If believing in your god didn’t offer any benefits, would you go on believing?
In the course of approximately nine months my uncle has gone from one religion to another, alternately cursing and throwing out the gods who have apparently been unable to give him his needs. My aunt, also, falters at times, Job-like in her subtly-veiled rants against Buddha. My mom swears by St. Jude because apparently he’s unfailingly fulfilled her wishes. Every first Friday, Quiapo swells into a sweltering mass of flesh, offering whatever passes for repentance for a shot at a better life.
Not that there’s anything inherently wrong with seeking divine intervention.
Nietzsche pointed out that religions — Christianity, in particular — made people weak. People of faith accept their weaknesses and find solace in the thought that there is a divine being who would be able to make up for all their deficiencies. The concept of imperfection, after all, is ingrained in every religion. Instead of working to improve himself, man settles for believing in the presence of a “Perfect One”, one who would pick up the slack and keep man from falling apart.
Faith, after all, is reliance.
You believe because it’s more difficult not to. Even the most hard-core of atheists will have to believe in something, divine or otherwise. Life is too difficult to comprehend as it is and not everyone is gifted with Lichauco’s delusions to be able to achieve a credible understanding of the universe. The concept of “Someone” other than us has always been necessary as some sort of explanation for what appears to be randoms events. Be your god six-armed or a leaf, it’s always representative of “someone” who keeps your universe afloat.
But if believing didn’t offer any benefits — none at all — would you go on believing?
Probably not.
To us, divine beings are convenient totems we can look to for pseudo-guidance. We think of them when we’re in trouble, or when hoping for a miracle, or even when just looking for missing things. We think of them when we need something, or when something in our perfect universe goes awry. Having a god to believe in is a convenience we all carry around somehow, whether we think about it or not.
In our so-called “only Catholic country in Asia”, piety is a badge people carry with pride. We think of ourselves as blessed and holier than the rest of the universe, receiving blessings from the Pope himself. We have more pastors, priests, brothers, nuns, sisters and prayer groups than necessary. We like to think we’re God’s people because we’re pious, we flog ourselves on Holy Week and crawl on bloodied knees in Baclaran.

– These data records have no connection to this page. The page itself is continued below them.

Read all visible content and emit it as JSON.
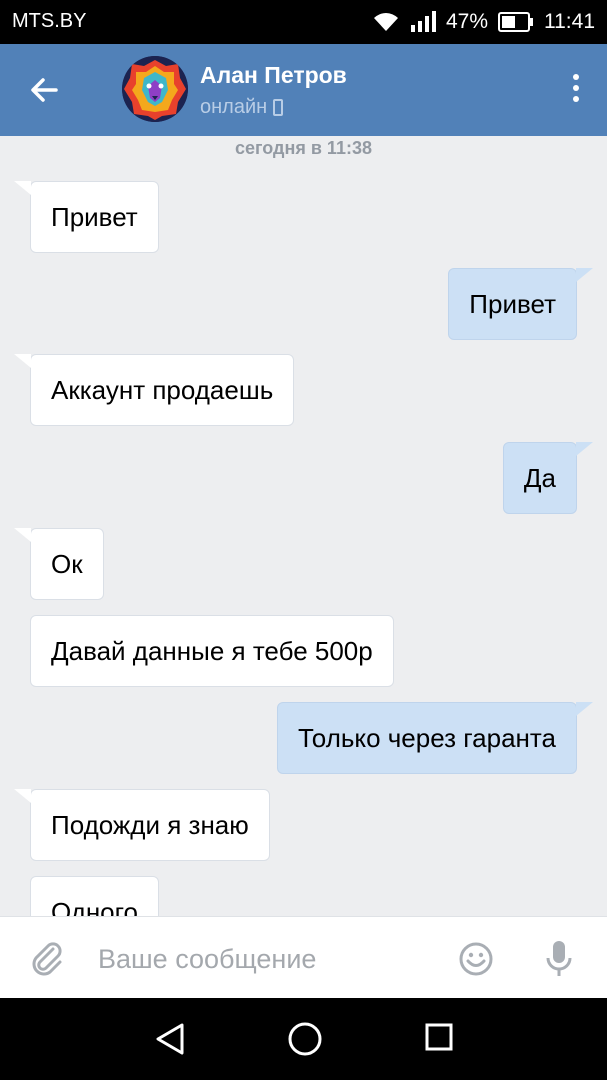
{
  "status_bar": {
    "carrier": "MTS.BY",
    "battery": "47%",
    "time": "11:41"
  },
  "header": {
    "contact_name": "Алан Петров",
    "contact_status": "онлайн"
  },
  "chat": {
    "date_label": "сегодня в 11:38",
    "messages": [
      {
        "dir": "in",
        "text": "Привет"
      },
      {
        "dir": "out",
        "text": "Привет"
      },
      {
        "dir": "in",
        "text": "Аккаунт продаешь"
      },
      {
        "dir": "out",
        "text": "Да"
      },
      {
        "dir": "in",
        "text": "Ок"
      },
      {
        "dir": "in",
        "text": "Давай данные я тебе 500р"
      },
      {
        "dir": "out",
        "text": "Только через гаранта"
      },
      {
        "dir": "in",
        "text": "Подожди я знаю"
      },
      {
        "dir": "in",
        "text": "Одного"
      }
    ]
  },
  "composer": {
    "placeholder": "Ваше сообщение",
    "value": ""
  },
  "colors": {
    "header": "#5181b8",
    "chat_bg": "#edeef0",
    "outgoing": "#cce0f5",
    "incoming": "#ffffff"
  }
}
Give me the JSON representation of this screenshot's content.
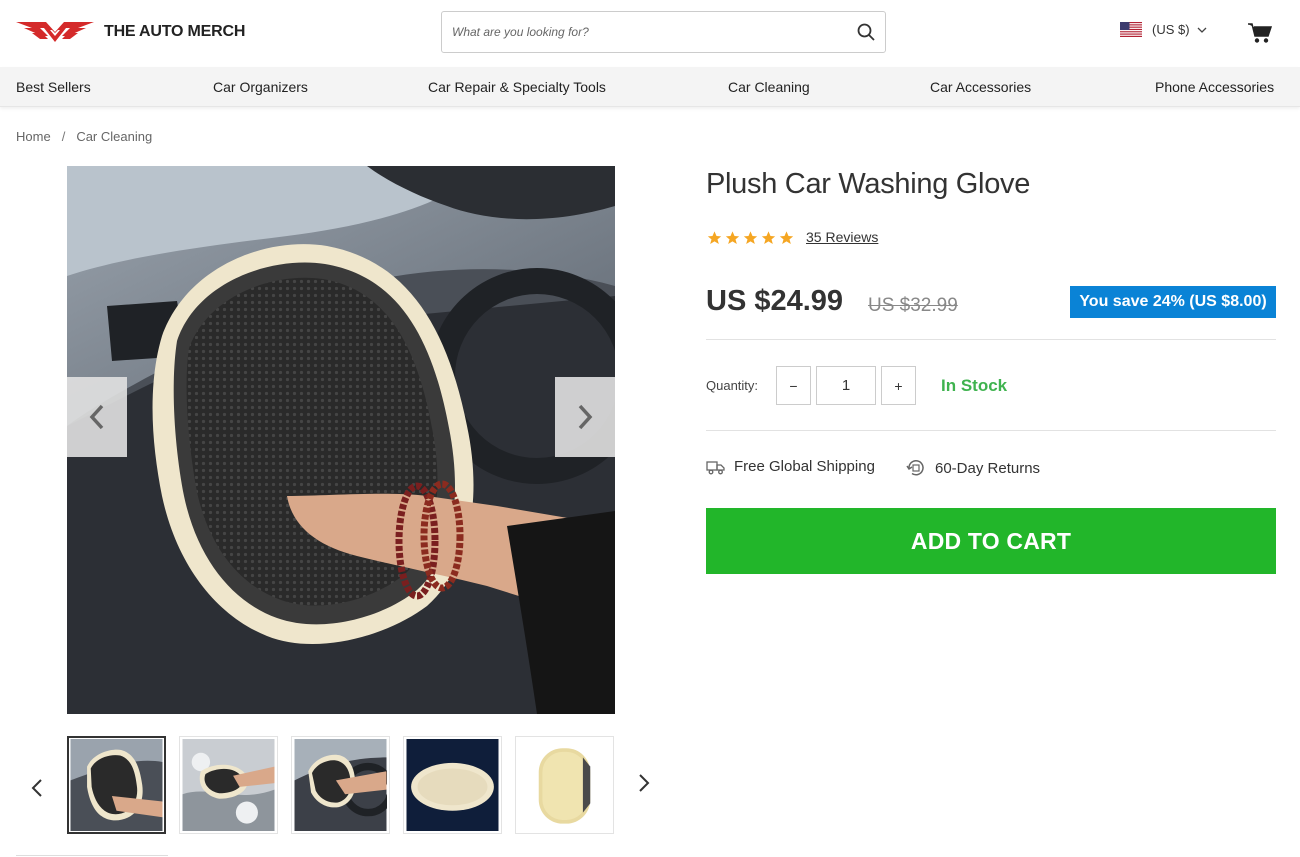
{
  "header": {
    "brand": "THE AUTO MERCH",
    "search_placeholder": "What are you looking for?",
    "currency": "(US $)",
    "brand_color": "#d42a2a"
  },
  "nav": {
    "items": [
      {
        "label": "Best Sellers"
      },
      {
        "label": "Car Organizers"
      },
      {
        "label": "Car Repair & Specialty Tools"
      },
      {
        "label": "Car Cleaning"
      },
      {
        "label": "Car Accessories"
      },
      {
        "label": "Phone Accessories"
      }
    ]
  },
  "breadcrumb": {
    "home": "Home",
    "separator": "/",
    "current": "Car Cleaning"
  },
  "product": {
    "title": "Plush Car Washing Glove",
    "rating": 5,
    "reviews": "35 Reviews",
    "price": "US $24.99",
    "old_price": "US $32.99",
    "savings": "You save 24% (US $8.00)",
    "quantity_label": "Quantity:",
    "quantity_value": "1",
    "qty_minus": "−",
    "qty_plus": "+",
    "stock": "In Stock",
    "shipping": "Free Global Shipping",
    "returns": "60-Day Returns",
    "add_to_cart": "ADD TO CART"
  },
  "colors": {
    "save_badge": "#0a83d6",
    "in_stock": "#3fb34f",
    "add_to_cart": "#22b62a",
    "star": "#f5a623"
  },
  "gallery": {
    "thumbnail_count": 5,
    "active_index": 0
  }
}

Somehow I don’t think God agrees.
I have this neighbor who threatens people from other religions with hellfire and eternal damnation while unabashedly duping unsuspecting old women into paying for overcharged goods. There’s this other neighbor who begs God for forgiveness (seriously) while running through a red light. The list is endless. Active churchgoers who turn out to be sexual predators, supposedly pious prayer group leaders who spread nothing but chismis , church (or temple) matrons who use their own supposed holiness to look down on everyone else.
Pharisees all.
In a store in glorietta — altar of commercialism — the fat buddha shares table space with grinning phalluses with blue eyes.
The goddamn banality is unbelievable.

August 28th, 2006 at 7:49 pm
This song will forever be embedded in my mind. It rings truest about religion and faith nowadays.
Yes, it’s easier to make excuses than to admit we’re at fault. And it’s extremely comforting to believe that we can all transcend this living hell in the next life. Is religion ever devoid of self-interest?
August 29th, 2006 at 6:15 am
exactly
August 29th, 2006 at 7:16 pm
On a lighter note: ADVANCE HAPPY BIRTHDAY TO MATSUJUN!!!